Bob: Are you after some quality that the paper has?

Richard: It’s because of the patina, the age, the mold, the water damage. I don’t like crisp, stark, new white paper. Similarly, I don’t like new apartments or brand new houses. I like them to have a little age and have a little history and that used quality. I like layers of paint. I like things that are chipped and broken and have wear on them. They have character. It’s also the history of what I’m making; it adds a certain spirit or soul to it that brand new, fresh stuff doesn’t have yet. So I want some of that to be built in.

Bob: You mean because these component parts you’re putting together have had a life prior to you finding them?

Richard: And now they’re going to have a new life so everything is re-purposed. Collage is re-purposing, so I’m just taking that a little further and even re-purposing my materials. And a lot of what I do with the old paper is not only using it as backgrounds but I reprint some of my images on that to add even more of that. Since I don’t necessarily want to use the original images all the time I will scan those, tweak them, and reprint them on the antique paper.

Bob: So how did you decide on what categories of images to collect?

Richard: It’s just based on personal language, and the way my imagery works I know that I’m not going to use certain things.

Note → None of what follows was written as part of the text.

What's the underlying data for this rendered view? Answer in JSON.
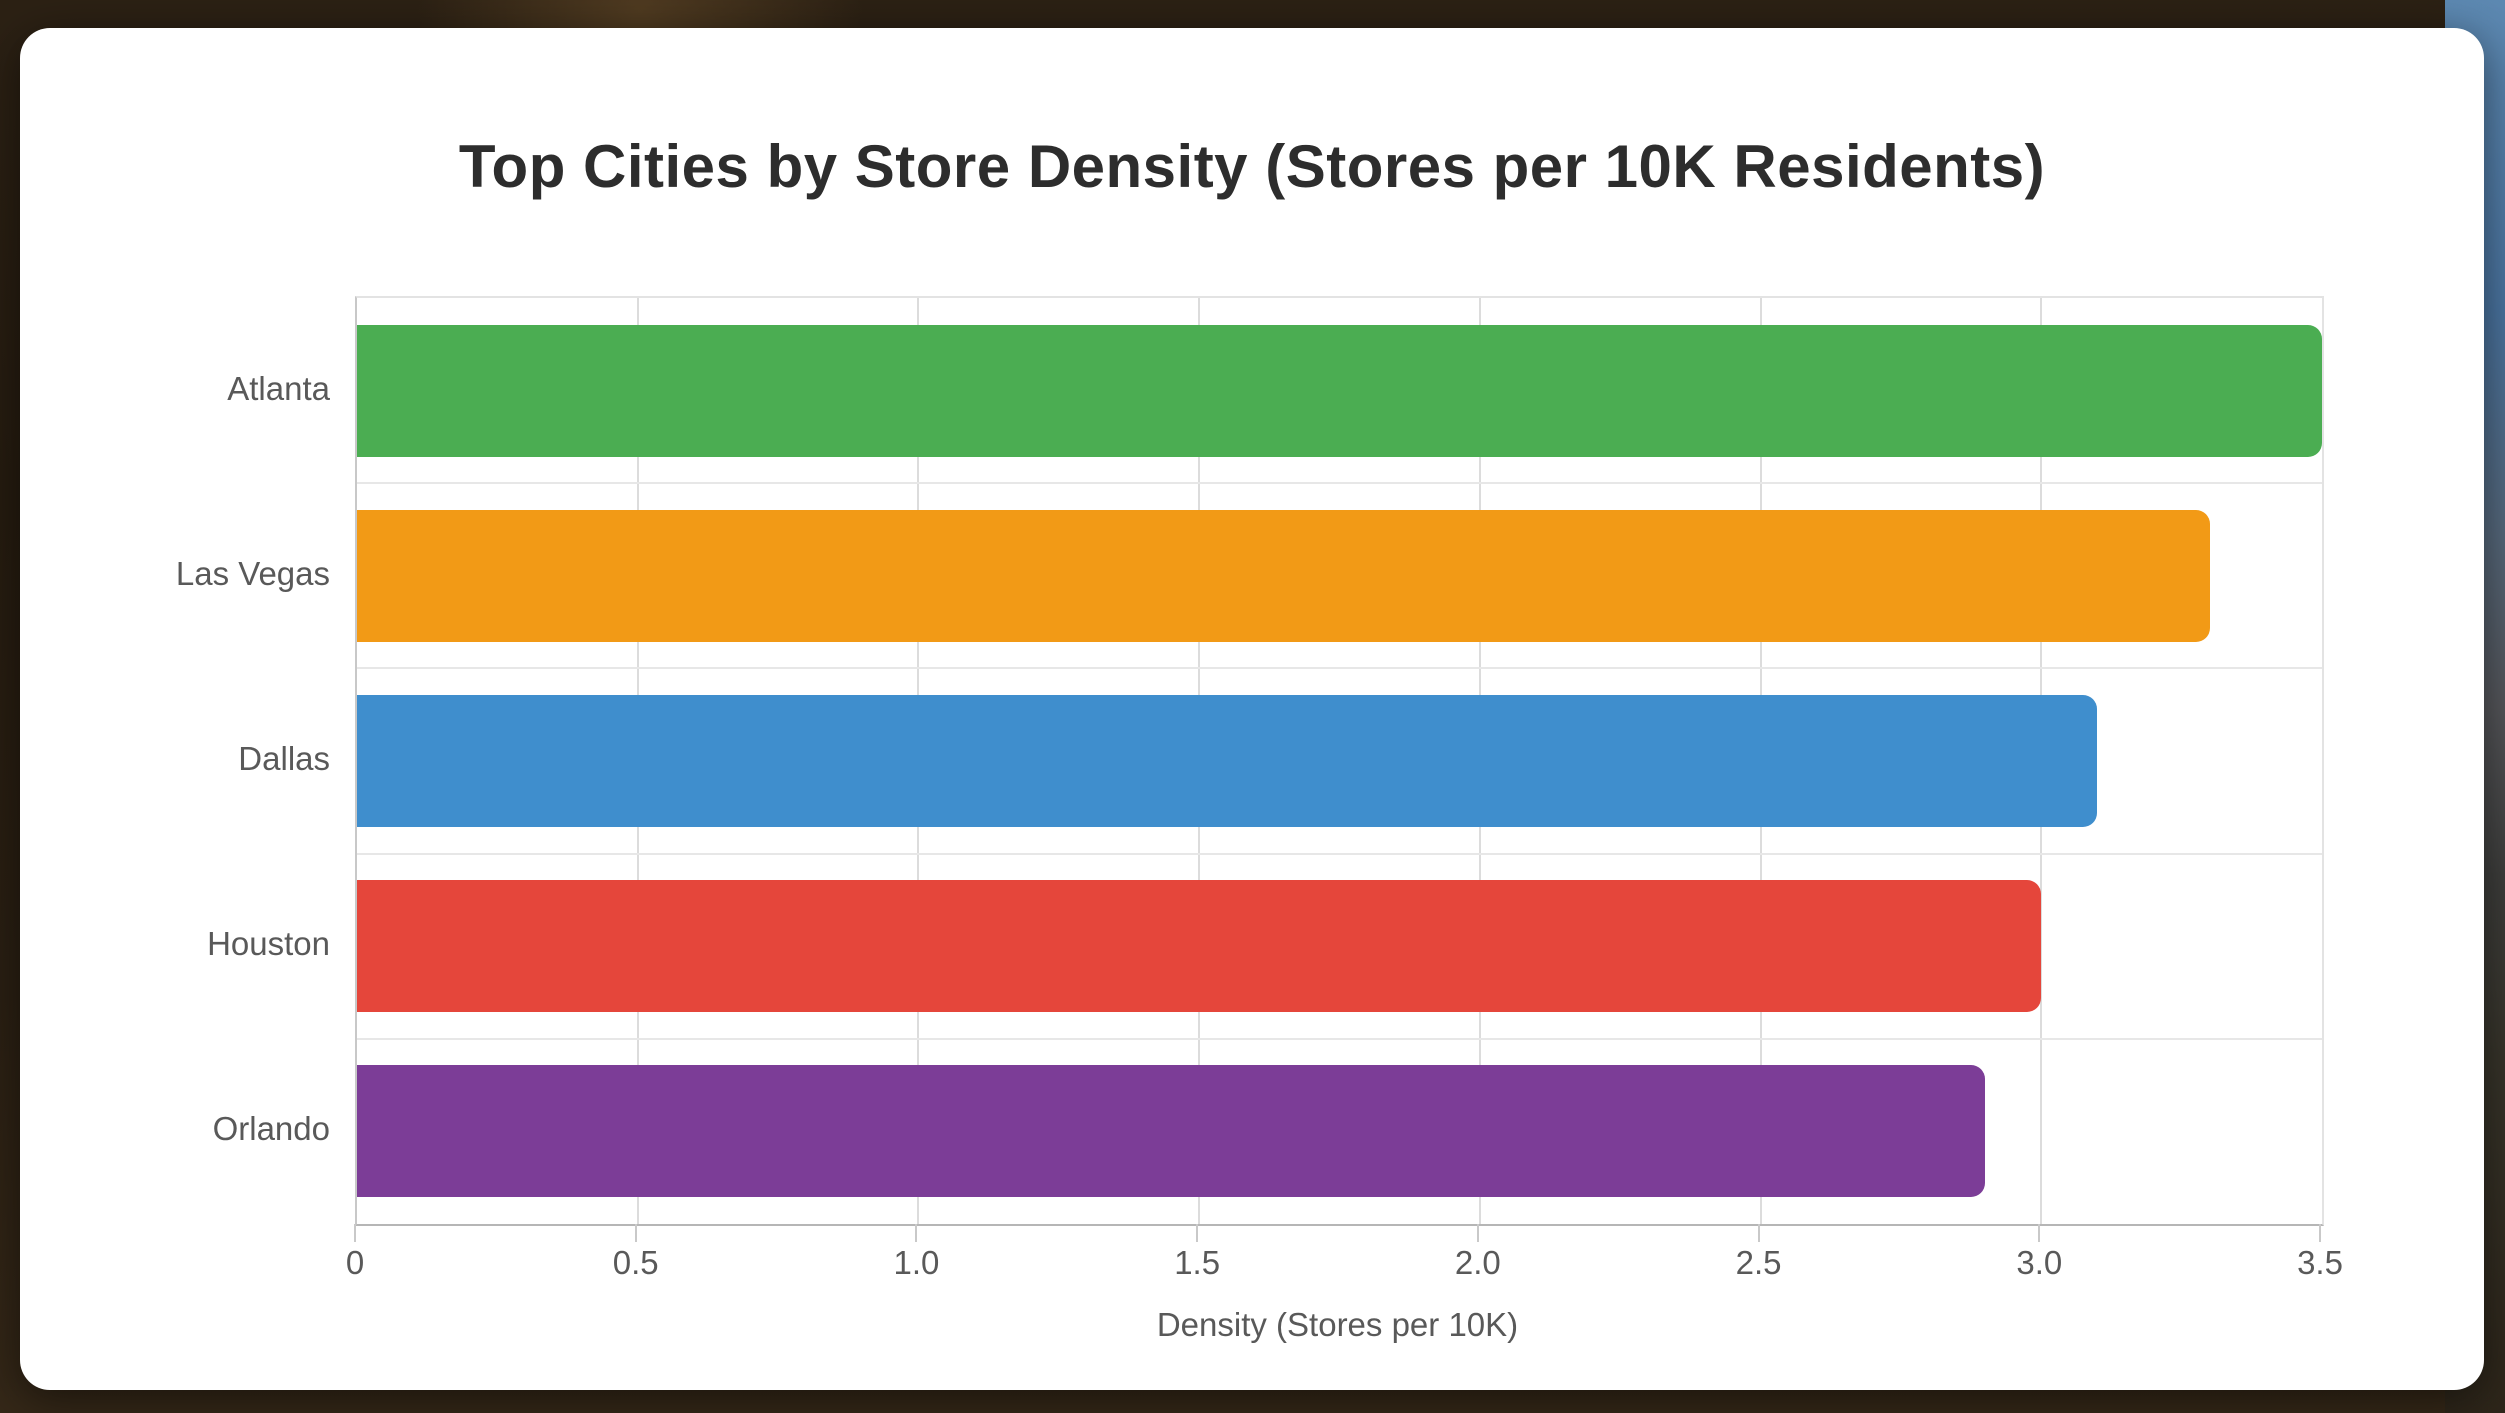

I’m not going to have a lot of cute baby-fairy-elf images, but I might build of those things from other parts. I like the anatomy images because I build characters and bodies and people, sort of do the Frankenstein thing, and build up from those anatomical parts. I could do the same from art history and from paintings, because I will occasionally replace a head on one piece from a head on another, or if the arm doesn’t go the right way, I’ll take the arm off an switch it out.

Bob: Is there a reason that you tend to assemble people from different pieces? Are you concerned that a person might look at a piece of yours, see a figure from a famous work, and get stuck in that?

Richard: That context changes from piece to piece, but generally speaking I try to use less-known original works when I can. And when I can’t, I’ll just take segments of them, because yeah, there are a certain associations and contexts. If you use a Reubens base you automatically put yourself in 17th century Flemish Renaissance, or Flemish Baroque, time period. You’re automatically in Northern Europe. To somebody that doesn’t know anything about art history it’s just a person with a frilly lace collar on.

Bob: When you sit down in the studio to start working on a given day, is there anything you do to kind of prepare yourself?

Richard: That’s what I’ve been working on for a while now, and I’m trying to figure out a routine, or a ceremony, or a ritual to drop myself into that creative mode. Coming home from work, or going out to dinner with friends, or just having dinner upstairs or whatever and just coming down to the studio and saying, ‘OK, I’m working now.’ I’m in this place now. And that hasn’t been entirely successful. It’s something I’m finding that I just can’t fabricate that feeling, I have to start and I will drop into the piece. I can’t just click myself into that mode.

Bob: Now is it pretty reliable that you’ll, as you say, drop into the piece?

Richard: Not necessarily. I drop in to the piece or I don’t. And I haven’t yet been able to figure out what the surrounding circumstances are that might encourage that. And that’s what I’m working on now. What do I need around me? What do I need to listen to? What do I need to wear, or what do I need to eat to get there quicker? Or is it dependent on any of those things at all and is it just my head? Sometimes I look up and I’m already finished working, I must have just dropped into that piece without realizing it. So I don’t think it’s something I can turn on or off. It’s still a big experiment. Now I just jump in, do the work, and drop or not.